ELSA Program boosts STEM outcomes and improves language skills
More than 400 early childhood centres and preschools around Australia have now used the ELSA Program, and evidence from the University of Canberra shows that both educators and students achieve considerably better STEM outcomes thanks to the program.
In 2016, the STEM Education Research Centre (SERC) was awarded $5.6 million by the Australian Government to create the Early Learning STEM Australia (ELSA) Program.
Now, the program has been used by over 400 early childhood centres and preschools around Australia, with research showing huge improvements across the domains of science, engineering, technology and mathematics (STEM).

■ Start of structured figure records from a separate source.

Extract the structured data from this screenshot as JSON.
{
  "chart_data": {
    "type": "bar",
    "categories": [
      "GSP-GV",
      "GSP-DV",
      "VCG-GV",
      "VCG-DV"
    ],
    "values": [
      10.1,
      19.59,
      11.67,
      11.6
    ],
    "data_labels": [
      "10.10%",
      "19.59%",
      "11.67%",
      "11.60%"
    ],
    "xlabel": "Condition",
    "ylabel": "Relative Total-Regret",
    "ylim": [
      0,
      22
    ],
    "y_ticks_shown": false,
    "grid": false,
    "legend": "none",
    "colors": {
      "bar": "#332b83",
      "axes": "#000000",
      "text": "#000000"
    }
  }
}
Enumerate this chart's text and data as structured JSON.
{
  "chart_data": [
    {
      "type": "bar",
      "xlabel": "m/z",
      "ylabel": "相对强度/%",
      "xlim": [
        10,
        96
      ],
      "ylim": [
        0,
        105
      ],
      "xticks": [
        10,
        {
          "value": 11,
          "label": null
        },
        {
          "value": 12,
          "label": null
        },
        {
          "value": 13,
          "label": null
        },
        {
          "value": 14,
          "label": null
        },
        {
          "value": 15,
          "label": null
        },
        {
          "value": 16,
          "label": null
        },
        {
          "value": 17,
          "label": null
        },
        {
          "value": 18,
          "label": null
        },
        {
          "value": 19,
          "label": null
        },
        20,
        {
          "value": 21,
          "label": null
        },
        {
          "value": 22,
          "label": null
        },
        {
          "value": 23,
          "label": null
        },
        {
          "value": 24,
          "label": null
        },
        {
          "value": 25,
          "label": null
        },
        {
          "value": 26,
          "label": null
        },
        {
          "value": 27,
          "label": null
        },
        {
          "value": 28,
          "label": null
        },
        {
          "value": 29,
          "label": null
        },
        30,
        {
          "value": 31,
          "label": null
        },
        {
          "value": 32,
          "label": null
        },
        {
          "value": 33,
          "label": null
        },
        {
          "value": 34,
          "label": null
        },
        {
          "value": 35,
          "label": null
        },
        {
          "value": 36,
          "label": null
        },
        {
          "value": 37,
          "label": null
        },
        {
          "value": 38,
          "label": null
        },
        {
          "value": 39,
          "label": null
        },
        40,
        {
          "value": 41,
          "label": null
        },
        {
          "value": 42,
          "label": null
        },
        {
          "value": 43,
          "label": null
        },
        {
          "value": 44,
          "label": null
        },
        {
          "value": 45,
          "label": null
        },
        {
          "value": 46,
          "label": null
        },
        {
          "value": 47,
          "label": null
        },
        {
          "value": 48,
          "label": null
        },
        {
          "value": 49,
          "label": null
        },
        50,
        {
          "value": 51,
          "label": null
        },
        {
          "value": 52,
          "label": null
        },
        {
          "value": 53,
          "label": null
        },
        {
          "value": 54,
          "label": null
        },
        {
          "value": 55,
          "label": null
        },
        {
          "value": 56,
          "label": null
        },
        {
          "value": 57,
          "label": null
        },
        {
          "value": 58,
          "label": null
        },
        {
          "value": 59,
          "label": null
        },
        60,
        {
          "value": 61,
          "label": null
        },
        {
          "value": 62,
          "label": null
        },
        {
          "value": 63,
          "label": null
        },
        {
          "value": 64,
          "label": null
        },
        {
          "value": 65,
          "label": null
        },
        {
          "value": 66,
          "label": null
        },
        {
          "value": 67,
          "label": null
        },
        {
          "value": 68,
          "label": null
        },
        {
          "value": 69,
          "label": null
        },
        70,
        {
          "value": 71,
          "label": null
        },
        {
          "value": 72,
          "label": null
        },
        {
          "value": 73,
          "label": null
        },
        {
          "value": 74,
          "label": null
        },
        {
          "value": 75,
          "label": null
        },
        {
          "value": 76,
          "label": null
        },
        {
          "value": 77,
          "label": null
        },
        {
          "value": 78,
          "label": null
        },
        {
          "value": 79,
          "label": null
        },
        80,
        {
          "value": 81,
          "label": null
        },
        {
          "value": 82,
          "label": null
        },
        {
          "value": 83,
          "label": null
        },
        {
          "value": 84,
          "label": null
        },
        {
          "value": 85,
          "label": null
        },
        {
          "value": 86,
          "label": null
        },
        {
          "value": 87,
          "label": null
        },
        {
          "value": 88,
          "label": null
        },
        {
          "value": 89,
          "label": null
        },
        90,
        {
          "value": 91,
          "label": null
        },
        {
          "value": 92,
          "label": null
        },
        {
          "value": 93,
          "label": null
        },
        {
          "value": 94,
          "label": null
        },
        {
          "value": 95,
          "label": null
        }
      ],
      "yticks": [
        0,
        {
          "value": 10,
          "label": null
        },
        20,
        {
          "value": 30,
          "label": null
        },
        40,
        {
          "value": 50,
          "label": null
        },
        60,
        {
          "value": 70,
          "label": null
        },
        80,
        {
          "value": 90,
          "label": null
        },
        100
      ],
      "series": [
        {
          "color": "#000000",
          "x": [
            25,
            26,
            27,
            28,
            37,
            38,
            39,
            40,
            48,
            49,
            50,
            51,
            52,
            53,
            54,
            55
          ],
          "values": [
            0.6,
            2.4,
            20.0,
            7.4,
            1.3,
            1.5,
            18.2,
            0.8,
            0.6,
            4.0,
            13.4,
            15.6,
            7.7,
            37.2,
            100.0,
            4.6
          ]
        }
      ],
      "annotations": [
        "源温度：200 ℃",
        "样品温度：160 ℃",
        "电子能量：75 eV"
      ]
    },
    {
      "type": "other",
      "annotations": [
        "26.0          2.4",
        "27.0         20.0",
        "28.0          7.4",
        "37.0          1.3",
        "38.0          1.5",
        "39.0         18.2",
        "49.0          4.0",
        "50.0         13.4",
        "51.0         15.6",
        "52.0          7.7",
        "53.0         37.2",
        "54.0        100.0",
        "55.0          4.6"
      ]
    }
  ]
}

Research shows that for children using ELSA, STEM literacy skills improved at a rate three times higher (x3) than for children not in the ELSA Program. In numeracy, children improved at a rate twice (x2) that of children not in ELSA.
Educators have also benefited from using the program, with research showing that their understanding, interest and confidence in teaching STEM content improved.
Director of the STEM Education Research Centre, Centenary Professor Tom Lowrie, says the results are a heartening example of education research being utilised in the classroom, to the benefit of educators and students.
“We developed this program to fill a STEM education gap in early childhood years,” Professor Lowrie said.
“The ELSA program provides a tangible tool for our researchers to share the most up-to-date, evidence-informed STEM education approaches directly with practising educators.”
“The ELSA Program is now attracting considerable interest from overseas governments and it’s great to have such strong support in Australia too.”
The program features a suite of play-based digital apps for children, as well as an Educator App and a Families app, and more than 100 classroom activities for children to engage in –ensuring a healthy balance between digital play and physical play.
Each app engages children in a different STEM skill. The program has 16 apps grouped into 4 bundles – Patterns and Relationships, Location and Arrangement, Representations, and Investigations.
The app also includes 30+ lesson plans created by the SERC’s team of education specialists.
Additionally, ELSA has proven an invaluable tool for supporting STEM education for children for whom English is a second language.
Boopa Werem Kindergarten and Preschool is a non-profit kindergarten in Cairns. Educators at the centre have been using ELSA to teach STEM practices to the centre’s young children, especially those who have English as a second language.
“ELSA’s App 2 has been really good for a lot of our children where English is a second language because they speak a creole or Aboriginal English and they don’t use all those words necessarily all the time,” said Boopa Werem’s Kindergarten Teacher, Lynne Ireland.
“It’s helpful to see which words they understand, and which ones they don’t. For example, Jasleen , who speaks Punjabi, is getting more confident with English and it’s helping her to think about those positional words.”
Lynne is also pleased that the ELSA Program uses tools and resources that already exist within their centre.
“I really like the Educator App and the examples of the Experience, Represent and Apply sequence. They help you think about all the things that you have already and how you can use them in different ways.”